Internes – Prix MAIF

Sculptures, matériaux composites
Dimensions variables
Série “L’augmentation des choses”
Avec le soutien du prix sculpture de la MAIF, DICREAM, Seconde Nature

“La forme est vacuité et la vacuité elle-même est forme ; la vacuité ne diffère pas de la forme, la forme ne diffère pas de la vacuité ; tout ce qui est forme est vacuité, tout ce qui est vacuité est forme ; il en est de même des sensations, des perceptions, des volitions et de la conscience (…) Ils n’augmentent ni ne diminuent.” (Sûtra du Cœur)
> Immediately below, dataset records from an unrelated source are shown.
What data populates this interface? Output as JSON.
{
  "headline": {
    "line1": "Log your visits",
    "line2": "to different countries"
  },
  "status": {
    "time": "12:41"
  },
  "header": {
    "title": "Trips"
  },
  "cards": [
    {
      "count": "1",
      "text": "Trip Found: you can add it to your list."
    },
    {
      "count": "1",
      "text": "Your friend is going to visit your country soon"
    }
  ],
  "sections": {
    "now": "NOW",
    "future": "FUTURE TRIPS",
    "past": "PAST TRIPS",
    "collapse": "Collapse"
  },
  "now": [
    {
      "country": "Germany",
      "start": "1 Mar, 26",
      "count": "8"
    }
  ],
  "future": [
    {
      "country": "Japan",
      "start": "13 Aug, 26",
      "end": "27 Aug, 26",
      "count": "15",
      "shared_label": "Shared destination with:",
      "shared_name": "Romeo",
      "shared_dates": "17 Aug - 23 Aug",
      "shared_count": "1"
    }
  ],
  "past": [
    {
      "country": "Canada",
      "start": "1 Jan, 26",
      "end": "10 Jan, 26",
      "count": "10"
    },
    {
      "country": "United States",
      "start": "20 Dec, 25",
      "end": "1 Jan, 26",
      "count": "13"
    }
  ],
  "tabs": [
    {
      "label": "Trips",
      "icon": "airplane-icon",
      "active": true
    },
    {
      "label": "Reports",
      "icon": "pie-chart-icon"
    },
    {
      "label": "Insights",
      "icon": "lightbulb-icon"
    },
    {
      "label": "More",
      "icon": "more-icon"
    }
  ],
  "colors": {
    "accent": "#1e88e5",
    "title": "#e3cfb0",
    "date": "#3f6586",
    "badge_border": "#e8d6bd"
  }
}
Cet ensemble sculptural propose une vision spéculative d’un futur post-catastrophe où les objets matériels serviraient exclusivement de support à la réalité augmentée. Les artistes imaginent une “seconde peau planétaire” composée d’éléments gris et uniformes, dont les transformations ne seraient perceptibles qu’à travers des interfaces technologiques.

Le projet s’inscrit dans une réflexion critique sur les cycles d’extraction, de production et de consommation hérités de l’ère industrielle. Il explore un monde alternatif où l’humanité aurait rompu avec ces logiques pour développer un nouveau rapport aux objets et à la matérialité.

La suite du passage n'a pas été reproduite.